Why does use of mini-batches have such effect on my classifier?

aarrvv · June 6, 2020, 10:20am

I am learning pytorch and coded a minimal classifier to play with:

import torch
import numpy as np
import matplotlib.pyplot as plt

numclasses, count = 8, 200
x = torch.randn(count, 4)
y = torch.randint(0, numclasses, size=[count])

dataset = torch.utils.data.TensorDataset(x, y)
dataloader = torch.utils.data.DataLoader(dataset, batch_size=20, shuffle = True) 

model =  torch.nn.Sequential(
    torch.nn.Linear(4, 20), 
    torch.nn.ReLU(), 
    torch.nn.Linear(20, numclasses),
    torch.nn.Softmax(dim=1))

lossf = torch.nn.CrossEntropyLoss()
optimizer = torch.optim.SGD(model.parameters(), lr=1e-3)

losses = []
for epoch in range(30):
    for batch in dataloader:
        x, y = batch
        out = model(x) 
        loss = lossf(out, y)

        optimizer.zero_grad()
        loss.backward()
        optimizer.step()

        losses.append( loss.item() )

plt.plot(losses)

This is what I get with full dataset (batch_size = 200):

full

And this is with mini-batch (batch_size = 20):

minibatch

Any idea why this happens?

Could this ever happen in real problems with real data?

ptrblck · June 6, 2020, 10:34am

The larger the batch size, the less noise the parameter updates will include.
Often this noise is beneficial to reach a better final accuracy, but it might depend on your use case.
You could find some articles, which compare gradient descent, batch gradient descent, and stochastic gradient descent.
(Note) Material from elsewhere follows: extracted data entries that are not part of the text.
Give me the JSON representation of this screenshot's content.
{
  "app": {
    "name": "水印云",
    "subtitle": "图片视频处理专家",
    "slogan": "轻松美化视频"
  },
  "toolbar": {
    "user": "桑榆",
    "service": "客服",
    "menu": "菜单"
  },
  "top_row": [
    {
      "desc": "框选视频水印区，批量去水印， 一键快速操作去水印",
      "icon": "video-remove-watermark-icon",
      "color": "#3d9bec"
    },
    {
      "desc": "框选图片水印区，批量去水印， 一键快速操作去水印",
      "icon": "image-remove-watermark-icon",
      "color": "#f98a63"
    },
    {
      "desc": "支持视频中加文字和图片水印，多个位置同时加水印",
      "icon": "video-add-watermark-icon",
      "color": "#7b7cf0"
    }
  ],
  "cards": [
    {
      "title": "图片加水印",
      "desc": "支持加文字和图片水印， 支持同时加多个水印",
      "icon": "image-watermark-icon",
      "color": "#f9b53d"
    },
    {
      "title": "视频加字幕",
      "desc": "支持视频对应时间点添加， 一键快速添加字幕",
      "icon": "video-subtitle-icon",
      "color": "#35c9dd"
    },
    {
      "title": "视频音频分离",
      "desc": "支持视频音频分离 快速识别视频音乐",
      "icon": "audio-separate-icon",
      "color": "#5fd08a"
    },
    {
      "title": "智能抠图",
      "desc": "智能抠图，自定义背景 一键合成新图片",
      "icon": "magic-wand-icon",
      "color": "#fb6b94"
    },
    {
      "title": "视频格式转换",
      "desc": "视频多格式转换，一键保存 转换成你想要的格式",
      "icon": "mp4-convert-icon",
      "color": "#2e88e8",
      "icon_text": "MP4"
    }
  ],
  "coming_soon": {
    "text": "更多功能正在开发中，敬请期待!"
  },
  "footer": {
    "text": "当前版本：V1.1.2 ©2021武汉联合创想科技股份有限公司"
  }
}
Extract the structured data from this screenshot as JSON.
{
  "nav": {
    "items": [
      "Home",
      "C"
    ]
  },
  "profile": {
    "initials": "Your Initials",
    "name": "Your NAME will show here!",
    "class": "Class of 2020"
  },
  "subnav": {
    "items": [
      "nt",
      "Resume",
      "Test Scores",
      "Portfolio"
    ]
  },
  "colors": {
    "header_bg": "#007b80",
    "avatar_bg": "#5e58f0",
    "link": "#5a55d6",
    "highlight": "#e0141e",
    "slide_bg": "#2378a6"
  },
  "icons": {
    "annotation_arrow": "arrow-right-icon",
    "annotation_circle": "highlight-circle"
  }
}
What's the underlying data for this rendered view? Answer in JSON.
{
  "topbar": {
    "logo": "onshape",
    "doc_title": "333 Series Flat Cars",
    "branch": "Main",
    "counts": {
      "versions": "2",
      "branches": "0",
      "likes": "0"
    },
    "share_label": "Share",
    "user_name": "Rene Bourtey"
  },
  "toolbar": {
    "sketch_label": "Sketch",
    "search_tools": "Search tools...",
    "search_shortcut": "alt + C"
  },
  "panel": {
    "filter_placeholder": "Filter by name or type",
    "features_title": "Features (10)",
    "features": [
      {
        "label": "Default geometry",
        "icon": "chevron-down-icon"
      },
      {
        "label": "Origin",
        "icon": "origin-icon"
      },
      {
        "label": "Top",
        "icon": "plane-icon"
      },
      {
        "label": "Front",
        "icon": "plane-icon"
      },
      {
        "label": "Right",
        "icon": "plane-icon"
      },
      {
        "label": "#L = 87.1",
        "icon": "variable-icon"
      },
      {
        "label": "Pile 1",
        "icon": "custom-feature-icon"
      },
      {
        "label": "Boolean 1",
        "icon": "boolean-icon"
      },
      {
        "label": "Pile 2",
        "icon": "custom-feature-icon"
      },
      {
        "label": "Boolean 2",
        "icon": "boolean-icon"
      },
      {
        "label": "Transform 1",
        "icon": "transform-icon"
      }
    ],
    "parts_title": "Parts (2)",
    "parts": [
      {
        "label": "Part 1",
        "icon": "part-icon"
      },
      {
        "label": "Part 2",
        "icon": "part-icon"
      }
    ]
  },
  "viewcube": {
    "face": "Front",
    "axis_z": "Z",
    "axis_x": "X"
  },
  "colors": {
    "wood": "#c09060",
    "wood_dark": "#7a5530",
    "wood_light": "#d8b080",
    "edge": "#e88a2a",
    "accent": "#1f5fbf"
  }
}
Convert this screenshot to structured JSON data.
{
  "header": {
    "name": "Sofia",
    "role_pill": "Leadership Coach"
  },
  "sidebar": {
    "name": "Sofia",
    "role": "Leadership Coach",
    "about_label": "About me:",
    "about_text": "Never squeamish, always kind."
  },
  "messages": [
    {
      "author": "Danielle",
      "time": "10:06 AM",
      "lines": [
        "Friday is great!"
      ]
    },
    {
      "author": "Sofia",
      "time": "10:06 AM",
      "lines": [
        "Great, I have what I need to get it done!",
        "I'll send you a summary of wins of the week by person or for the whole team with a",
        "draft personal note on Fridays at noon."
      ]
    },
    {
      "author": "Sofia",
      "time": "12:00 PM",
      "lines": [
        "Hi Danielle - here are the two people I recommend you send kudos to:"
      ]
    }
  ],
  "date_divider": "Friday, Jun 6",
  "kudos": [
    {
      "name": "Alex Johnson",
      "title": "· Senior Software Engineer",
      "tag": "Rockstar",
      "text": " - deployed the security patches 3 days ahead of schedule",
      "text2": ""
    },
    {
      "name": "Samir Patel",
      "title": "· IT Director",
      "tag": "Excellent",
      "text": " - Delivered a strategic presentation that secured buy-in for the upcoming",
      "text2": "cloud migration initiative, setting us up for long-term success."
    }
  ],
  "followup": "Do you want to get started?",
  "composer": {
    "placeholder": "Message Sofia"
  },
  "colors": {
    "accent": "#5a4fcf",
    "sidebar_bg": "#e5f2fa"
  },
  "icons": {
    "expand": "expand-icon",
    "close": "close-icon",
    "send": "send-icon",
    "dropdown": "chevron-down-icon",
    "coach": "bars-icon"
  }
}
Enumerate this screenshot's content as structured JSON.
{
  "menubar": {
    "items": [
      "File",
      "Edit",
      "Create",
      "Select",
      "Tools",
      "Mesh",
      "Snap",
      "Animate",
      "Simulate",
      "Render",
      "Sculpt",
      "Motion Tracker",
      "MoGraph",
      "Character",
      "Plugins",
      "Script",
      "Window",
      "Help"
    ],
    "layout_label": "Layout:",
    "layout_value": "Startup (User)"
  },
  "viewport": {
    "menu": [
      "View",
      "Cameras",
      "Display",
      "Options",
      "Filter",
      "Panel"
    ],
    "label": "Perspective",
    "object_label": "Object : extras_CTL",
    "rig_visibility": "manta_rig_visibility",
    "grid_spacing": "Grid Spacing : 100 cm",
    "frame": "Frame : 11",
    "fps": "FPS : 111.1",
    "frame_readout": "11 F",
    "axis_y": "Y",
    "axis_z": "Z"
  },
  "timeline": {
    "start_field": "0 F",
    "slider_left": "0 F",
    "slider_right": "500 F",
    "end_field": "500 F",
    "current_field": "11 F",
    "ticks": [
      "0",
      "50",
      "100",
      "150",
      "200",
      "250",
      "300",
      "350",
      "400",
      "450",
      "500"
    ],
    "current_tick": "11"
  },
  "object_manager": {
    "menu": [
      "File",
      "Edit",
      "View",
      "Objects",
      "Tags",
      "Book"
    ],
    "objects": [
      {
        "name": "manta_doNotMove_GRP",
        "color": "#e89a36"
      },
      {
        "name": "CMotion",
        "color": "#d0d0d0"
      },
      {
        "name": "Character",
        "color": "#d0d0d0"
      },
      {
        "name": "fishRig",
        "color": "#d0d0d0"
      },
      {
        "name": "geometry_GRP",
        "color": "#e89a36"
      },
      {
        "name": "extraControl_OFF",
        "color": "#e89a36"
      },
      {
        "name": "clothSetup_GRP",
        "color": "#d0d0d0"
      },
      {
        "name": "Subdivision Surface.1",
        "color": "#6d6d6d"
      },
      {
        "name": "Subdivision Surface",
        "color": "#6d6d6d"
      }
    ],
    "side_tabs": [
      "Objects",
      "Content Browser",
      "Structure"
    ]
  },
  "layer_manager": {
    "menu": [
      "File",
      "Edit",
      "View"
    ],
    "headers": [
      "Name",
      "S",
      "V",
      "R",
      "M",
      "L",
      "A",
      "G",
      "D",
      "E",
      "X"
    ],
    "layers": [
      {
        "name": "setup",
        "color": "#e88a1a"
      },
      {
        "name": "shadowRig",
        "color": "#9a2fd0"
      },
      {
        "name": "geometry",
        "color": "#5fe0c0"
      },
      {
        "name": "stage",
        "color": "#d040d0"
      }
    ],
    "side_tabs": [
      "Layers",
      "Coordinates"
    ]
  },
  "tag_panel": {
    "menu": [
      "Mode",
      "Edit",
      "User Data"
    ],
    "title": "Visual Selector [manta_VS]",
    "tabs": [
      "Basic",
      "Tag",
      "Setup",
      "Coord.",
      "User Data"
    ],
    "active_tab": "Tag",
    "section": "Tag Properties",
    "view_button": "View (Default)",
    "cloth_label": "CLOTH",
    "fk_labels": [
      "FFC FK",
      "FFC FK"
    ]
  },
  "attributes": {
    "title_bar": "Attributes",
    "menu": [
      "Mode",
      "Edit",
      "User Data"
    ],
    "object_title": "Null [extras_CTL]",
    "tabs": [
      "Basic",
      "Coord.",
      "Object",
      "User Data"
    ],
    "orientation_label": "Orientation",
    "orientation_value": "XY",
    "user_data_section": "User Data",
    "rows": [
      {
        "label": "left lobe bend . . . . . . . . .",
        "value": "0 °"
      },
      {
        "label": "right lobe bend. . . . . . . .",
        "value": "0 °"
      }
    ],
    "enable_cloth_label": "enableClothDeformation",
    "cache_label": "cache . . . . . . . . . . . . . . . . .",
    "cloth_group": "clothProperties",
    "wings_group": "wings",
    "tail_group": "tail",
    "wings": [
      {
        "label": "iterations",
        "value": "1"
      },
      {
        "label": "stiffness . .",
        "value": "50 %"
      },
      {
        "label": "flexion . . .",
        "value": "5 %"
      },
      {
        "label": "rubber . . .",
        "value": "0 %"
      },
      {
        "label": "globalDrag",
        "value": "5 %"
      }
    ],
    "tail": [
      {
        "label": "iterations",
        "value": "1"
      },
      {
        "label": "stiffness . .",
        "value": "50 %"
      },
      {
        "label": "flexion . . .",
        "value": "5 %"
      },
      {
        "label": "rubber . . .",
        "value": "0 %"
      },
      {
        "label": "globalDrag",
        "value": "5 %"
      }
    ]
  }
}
Chapter 5.2.4 in Pattern Recognition and Machine Learning might give you more information.

aarrvv · June 6, 2020, 10:43am

So the full-batch version is basically overfitting while the mini-batch is unable to do that (since our data is just noise and there are no real patterns to learn)?

Can this insight be of any use when working on real but very noisy data?

ptrblck · June 6, 2020, 10:56am

No, I don’t think you are seeing any overfitting here.
A model is overfitting, if the training loss is decreasing, while the validation loss is staying flat or increasing.

Yes, as the batch size might also be considered as a hyperparameter. Also, you could e.g. increase the batch size later in training to smooth the gradient etc.